As appears, this return made no allusion to any corporate officer or agent of the defendant “Brockton Mercantile Company,” and did not recite- that the person served (A. M. Brock) was an officer or agent of the defendant corporation.
[4] After decree pro confesso taken against appellant, as well as other respondents, the complainant amended her bill; and, failing answer by appellant and its correspondents, decrees pro confesso were taken; and on final submission final decree in complainant’s favor was rendered. The only notice undertaken to be given of this amendment of the bill was that authorized by Code, § 3133, and Chancery Rules 40, 44. The act approved September 22, 1915 (Gen. Acts, p. 706), superseded the regulations made by Code,' § 3133, and Chancery Rules 40 and 44 in so far as they were inconsistent with provisions of the general act of 1915. The notice prescribed in the act of 1915 is a prerequisite to a decree pro confesso on an amended bill against any defendant, whether answering theretofore or not.
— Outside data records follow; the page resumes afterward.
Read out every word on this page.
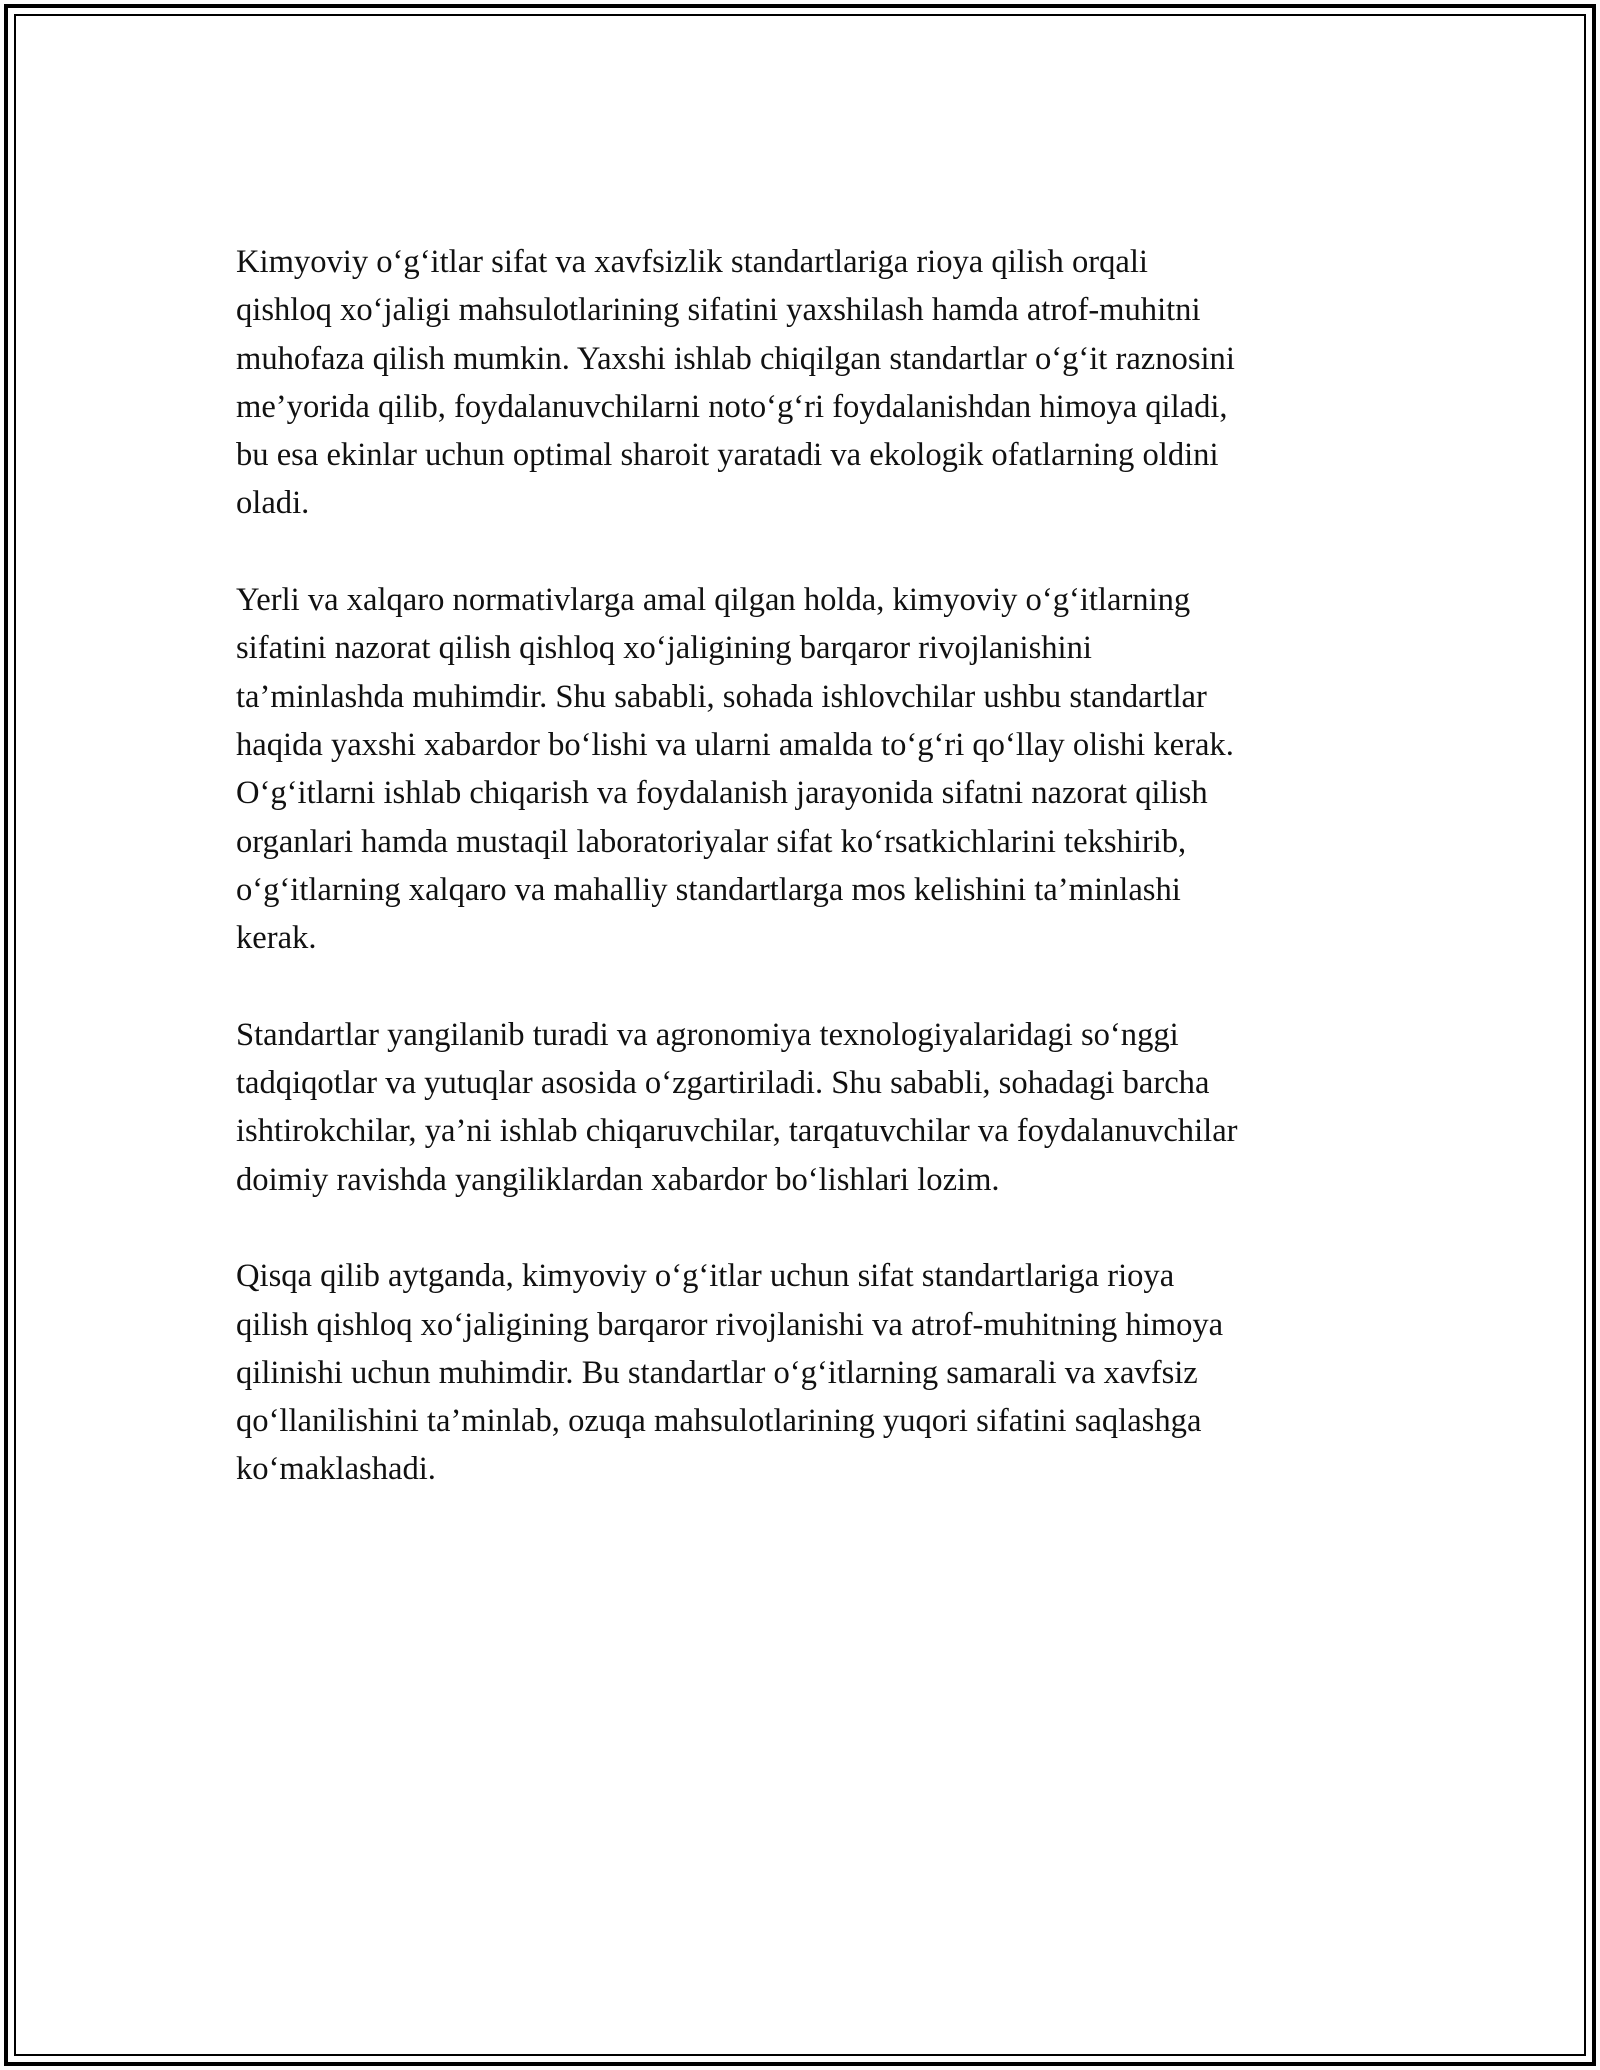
Kimyoviy o‘g‘itlar sifat va xavfsizlik standartlariga rioya qilish orqali
qishloq xo‘jaligi mahsulotlarining sifatini yaxshilash hamda atrof-muhitni
muhofaza qilish mumkin. Yaxshi ishlab chiqilgan standartlar o‘g‘it raznosini
me’yorida qilib, foydalanuvchilarni noto‘g‘ri foydalanishdan himoya qiladi,
bu esa ekinlar uchun optimal sharoit yaratadi va ekologik ofatlarning oldini
oladi.

Yerli va xalqaro normativlarga amal qilgan holda, kimyoviy o‘g‘itlarning
sifatini nazorat qilish qishloq xo‘jaligining barqaror rivojlanishini
ta’minlashda muhimdir. Shu sababli, sohada ishlovchilar ushbu standartlar
haqida yaxshi xabardor bo‘lishi va ularni amalda to‘g‘ri qo‘llay olishi kerak.
O‘g‘itlarni ishlab chiqarish va foydalanish jarayonida sifatni nazorat qilish
organlari hamda mustaqil laboratoriyalar sifat ko‘rsatkichlarini tekshirib,
o‘g‘itlarning xalqaro va mahalliy standartlarga mos kelishini ta’minlashi
kerak.

Standartlar yangilanib turadi va agronomiya texnologiyalaridagi so‘nggi
tadqiqotlar va yutuqlar asosida o‘zgartiriladi. Shu sababli, sohadagi barcha
ishtirokchilar, ya’ni ishlab chiqaruvchilar, tarqatuvchilar va foydalanuvchilar
doimiy ravishda yangiliklardan xabardor bo‘lishlari lozim.

Qisqa qilib aytganda, kimyoviy o‘g‘itlar uchun sifat standartlariga rioya
qilish qishloq xo‘jaligining barqaror rivojlanishi va atrof-muhitning himoya
qilinishi uchun muhimdir. Bu standartlar o‘g‘itlarning samarali va xavfsiz
qo‘llanilishini ta’minlab, ozuqa mahsulotlarining yuqori sifatini saqlashga
ko‘maklashadi.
The notice required by the act of 1915 of the amendment of complainant’s bill was not given; hence, the decree pro confesso was premature and erroneous. The express language of the act of 1915 refers to and imposes its rule upon “all amendments” within its purview; and the amendment made by this complainant was subject thereto.
For this reason the decree’is affected with error. It is reversed, and the cause is remanded.
Reversed and remanded.
ANDERSON, C. J., and SOMERVILLE and THOMAS, JJ., concur.